Par conclusions du 31 janvier 1997, la Société France Affiches et Maître Zervudacki-Farnier ès-qualités de commissaire à l'exécution du plan de la Société, saisissantes et intimées, font valoir que la Société a été victime d'actes de dénigrement, constitutifs d'un trouble manifestement illicite et d'un dommage imminent pour son existence ; que pour comprendre le dénigrement, il convient de connaître les acteurs directs et indirects du litige, ainsi que leurs rapports ; que la Société France Affiches, chargée de réaliser des affiches publicitaires, a pour clients des agences de publicité, elles-mêmes mandatées par des annonceurs pour choisir un imprimeur ; que ses produits sont destinés à des afficheurs, dont le rôle consiste à s'assurer que les affiches fabriquées par l'imprimeur soient convenablement apposées sur son réseau de panneaux (qualité de colle, compétence des poseurs d'affiches, entretien des panneaux...) ; que la Société Dauphin Ota et Avenir France sont les deux principales Sociétés d'affichage sur le territoire national ; que son principal concurrent en France pour l'impression des affiches est la Société Affiches Européennes ; qu'il existe des organismes professionnels tels que l'Association des Professionnels de l'Affiche (APA), l'Union des Chambres Syndicales d'Affichages et de Publicité Extérieure (UPE), la Commission Technique de l'Affiche (CTA), qui ont pour activité d'édicter des normes professionnelles ; qu'ainsi l'UPE est à l'origine de la norme AFNOR Q. 33 004 (relative aux propriétés physiques de l'affiche) que l'on reproche à la Société concluante de ne pas respecter ; que ces divers organismes ont pour expert technique commun un laboratoire artisanal, Clémentine Ingénierie.

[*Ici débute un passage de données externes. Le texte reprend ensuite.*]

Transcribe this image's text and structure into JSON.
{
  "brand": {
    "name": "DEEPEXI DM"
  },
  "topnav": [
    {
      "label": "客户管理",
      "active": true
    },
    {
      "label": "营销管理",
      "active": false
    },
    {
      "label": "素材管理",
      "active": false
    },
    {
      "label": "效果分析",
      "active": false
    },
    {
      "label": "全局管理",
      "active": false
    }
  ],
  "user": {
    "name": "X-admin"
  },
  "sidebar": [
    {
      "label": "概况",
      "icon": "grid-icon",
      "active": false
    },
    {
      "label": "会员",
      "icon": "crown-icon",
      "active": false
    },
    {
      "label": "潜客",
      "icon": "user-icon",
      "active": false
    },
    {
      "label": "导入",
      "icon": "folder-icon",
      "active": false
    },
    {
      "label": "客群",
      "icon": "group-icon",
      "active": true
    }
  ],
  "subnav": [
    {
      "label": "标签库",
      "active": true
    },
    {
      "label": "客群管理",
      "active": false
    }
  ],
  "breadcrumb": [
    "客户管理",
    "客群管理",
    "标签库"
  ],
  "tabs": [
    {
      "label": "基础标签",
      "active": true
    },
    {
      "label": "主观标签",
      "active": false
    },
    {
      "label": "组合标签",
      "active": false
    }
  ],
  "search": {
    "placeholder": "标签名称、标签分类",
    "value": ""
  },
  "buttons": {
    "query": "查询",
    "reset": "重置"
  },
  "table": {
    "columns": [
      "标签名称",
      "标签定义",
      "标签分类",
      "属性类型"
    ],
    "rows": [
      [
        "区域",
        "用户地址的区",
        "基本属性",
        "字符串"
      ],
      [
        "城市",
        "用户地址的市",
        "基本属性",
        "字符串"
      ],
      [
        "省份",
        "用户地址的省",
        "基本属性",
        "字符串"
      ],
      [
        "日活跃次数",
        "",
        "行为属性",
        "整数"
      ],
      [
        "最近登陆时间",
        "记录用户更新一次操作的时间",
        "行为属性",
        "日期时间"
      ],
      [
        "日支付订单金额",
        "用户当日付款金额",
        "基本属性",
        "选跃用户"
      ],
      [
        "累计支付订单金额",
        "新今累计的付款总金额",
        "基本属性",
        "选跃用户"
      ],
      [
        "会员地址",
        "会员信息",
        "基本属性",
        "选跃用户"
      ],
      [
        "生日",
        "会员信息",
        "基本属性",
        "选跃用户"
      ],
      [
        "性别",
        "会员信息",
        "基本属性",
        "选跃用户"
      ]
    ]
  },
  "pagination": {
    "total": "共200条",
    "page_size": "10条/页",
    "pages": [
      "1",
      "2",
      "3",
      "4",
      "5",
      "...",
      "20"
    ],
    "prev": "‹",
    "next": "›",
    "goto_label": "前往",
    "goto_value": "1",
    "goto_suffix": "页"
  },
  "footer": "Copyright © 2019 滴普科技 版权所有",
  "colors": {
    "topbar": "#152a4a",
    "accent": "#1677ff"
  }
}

Elles ajoutent que tous ces participants ont des intérêts croisés ; qu'en effet, la Société Avenir France est entrée dans le capital de la Société Affiches Européennes ; que des accords commerciaux existent entre la Société Affiches Européennes d'une part, et tant la Société Avenir France que la Société Dauphin Ota pour une implantation commune dans les pays européens ; que les deux afficheurs sont liés dans le cadre d'un GIE ; que les organismes professionnels comme l'UPE, l'APA ou la CTA sont présidés par des dirigeants des Sociétés Dauphin Ota, Avenir France ou Affiches Européennes ; qu'ainsi ces trois Sociétés liées entre elles dirigent directement les organisations professionnelles de leur secteur d'activité ; qu'au cours de l'année 1991, le groupe Affiches Européennes avait proposé à la Société France Affiches une alliance au sein d'une holding ; qu'après que cette dernière a décliné l'offre ont couru des rumeurs sur son éventuel dépôt de bilan et sont intervenus les dénigrements concertés ayant abouti à la perte de clientèle.

Elles soutiennent que cette situation de quasi-monopole, dont certains excès ont été condamnés tant par les instances judiciaires que par le Conseil de la Concurrence, a permis les dénigrements des produits de la Société France Affiches.

Qu'ainsi, en septembre 1992, l'agence de publicité Conquest Europe a confié à la Société France Affiches la réalisation d'affiches pour la marque Afla Roméo ; que la Société Avenir a directement dénoncé à Conquest Europe la prétendue mauvaise qualité des affiches et a imposé la rupture des relations avec France Affiches ; que les autres afficheurs de cette campagne n'ont éprouvé aucune difficulté d'affichages ; que l'expert désigné à l'occasion de ce litige a contesté le rapport technique établi par le laboratoire Clémentine Ingénierie.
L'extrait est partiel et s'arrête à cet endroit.